Am Anfang war … die Frucht

Sie werden bald schon feststellen, dass, wann immer in der Geschichte der Menschheit etwas Großes vonstattenging, Rauschmittel ihren Einfluss darauf hatten. Die längste Zeit über waren derlei Substanzen deswegen auch nicht verpönt, wie es heute der Fall ist, sondern gehörten zum alltäglichen Leben dazu. Können Sie sich vorstellen, dass man noch bis vor einhundert Jahren in jeder deutschen Apotheke Heroin gegen Husten und Heiserkeit erwerben konnte?7 Kokain gegen Zahnschmerzen einsetzte? Und Crystal Meth an Soldaten verteilt wurde? Aber lassen Sie uns an den Anfang gehen.

Schuld an allem ist, wenn man es ganz genau nimmt, die Botanik, aus der die Menschen seit den Anfängen der Zeit ihre Heil- und Genuss-, aber eben auch Rauschmittel gewinnen.
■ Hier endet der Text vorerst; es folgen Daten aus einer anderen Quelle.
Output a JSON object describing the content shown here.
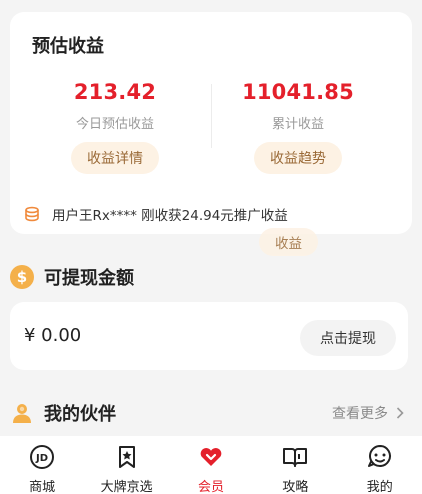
{
  "estimate": {
    "title": "预估收益",
    "today_value": "213.42",
    "today_label": "今日预估收益",
    "today_button": "收益详情",
    "total_value": "11041.85",
    "total_label": "累计收益",
    "total_button": "收益趋势",
    "ticker_text": "用户王Rx**** 刚收获24.94元推广收益",
    "ghost_button": "收益"
  },
  "withdraw": {
    "icon_symbol": "$",
    "title": "可提现金额",
    "amount": "¥ 0.00",
    "button": "点击提现"
  },
  "partners": {
    "title": "我的伙伴",
    "see_more": "查看更多"
  },
  "tabbar": {
    "items": [
      {
        "label": "商城",
        "icon": "jd-icon"
      },
      {
        "label": "大牌京选",
        "icon": "bookmark-star-icon"
      },
      {
        "label": "会员",
        "icon": "heart-icon"
      },
      {
        "label": "攻略",
        "icon": "book-icon"
      },
      {
        "label": "我的",
        "icon": "smile-icon"
      }
    ]
  },
  "colors": {
    "accent_red": "#e4202b",
    "pill_bg": "#fdf2e4",
    "pill_text": "#9a6a37",
    "coin_orange": "#f4b04a"
  }
}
Die terrestrische Pflanzenwelt bildete sich vor mindestens 475 Millionen Jahren8 in Form von Algen im Wasser und Moosen an Land und entwickelte sich rasch zu Farnen, Samenpflanzen und allerlei weiterem Grünzeug weiter. Die Flora fühlte sich auf diesem jungen Planeten irgendwo in der Milchstraße pudelwohl, denn sie fand ideale Bedingungen vor: Sauerstoff, Wasserstoff, eine Atmosphäre, die sie vor den UV-Strahlen der radioaktiven Sonne schützte, und gleichzeitig so viel Wärme und Licht, dass sich die Fotosynthese entwickeln konnte. Kein Wunder, dass sich die Landpflanzen rasant auf der blauen Erdkugel ausbreiteten und dabei aus evolutionärer Sicht durchaus raffiniert vorgingen, um sich die gefräßigen tierischen Mitbewohner vom Leib zu halten. Einige entwickelten Abwehrmechanismen wie Stacheln, bittere Inhaltsstoffe oder giftige Substanzen, um die Fressfeinde abzuwehren. Andere machten sich die hungrigen Lebewesen hingegen zunutze. So brachten sie Honig produzierende Blüten hervor, welche Insekten dazu veranlassten, die Pollen großflächig zu verteilen. Oder sie ließen schmackhafte Hüllen um ihre Kerne entstehen, um gefressen, verdaut und an einem anderen Ort wieder ausgeschieden zu werden und so das eigene Fortbestehen und die Ausbreitung zu sichern. Wir kennen diese schmackhaften Hüllen heute unter dem Namen Früchte. Nicht nur wären ohne sie jede Menge Tiere vor Abermillionen Jahren verhungert, und die Pflanzenwelt hätte sich viel langsamer verbreitet. Wir wären auch nie in den Genuss eines Chianti, eines Hefeweizens oder eines Obstlers gekommen und hätten folgerichtig vermutlich auch auf Pyramiden, Städte, Kunstwerke und vielerlei mehr verzichten müssen.

Aber der Reihe nach.

Tier- und Pflanzenwelt stehen in einer engen Verbindung zueinander. Nicht nur, weil Tiere Pflanzen essen, sondern eben auch, weil einige Pflanzen das Gefressenwerden wie beschrieben nutzen, um ihre Samen zu verteilen. Die Samen mancher Früchte werden sogar erst nach der Darmpassage aktiviert und beginnen zu keimen. Unrühmliches Beispiel für diesen ökologischen Zusammenhang zwischen Flora und Fauna ist die Ausrottung des entenähnlichen Dodo-Vogels auf Mauritius, der im 17. Jahrhundert ein sehr behagliches Leben auf der Insel führte, weil er über keine Fressfeinde verfügte. Bis der Mensch kam. Infolge der Jagd und Vernichtung des Vogels kam es zu einem erheblichen Artensterben in der Botanik, da die ansässigen Pflanzen die vorherige Darmaktivierung zur Keimung benötigten. Kein Dodo, keine Botanik – armes Mauritius.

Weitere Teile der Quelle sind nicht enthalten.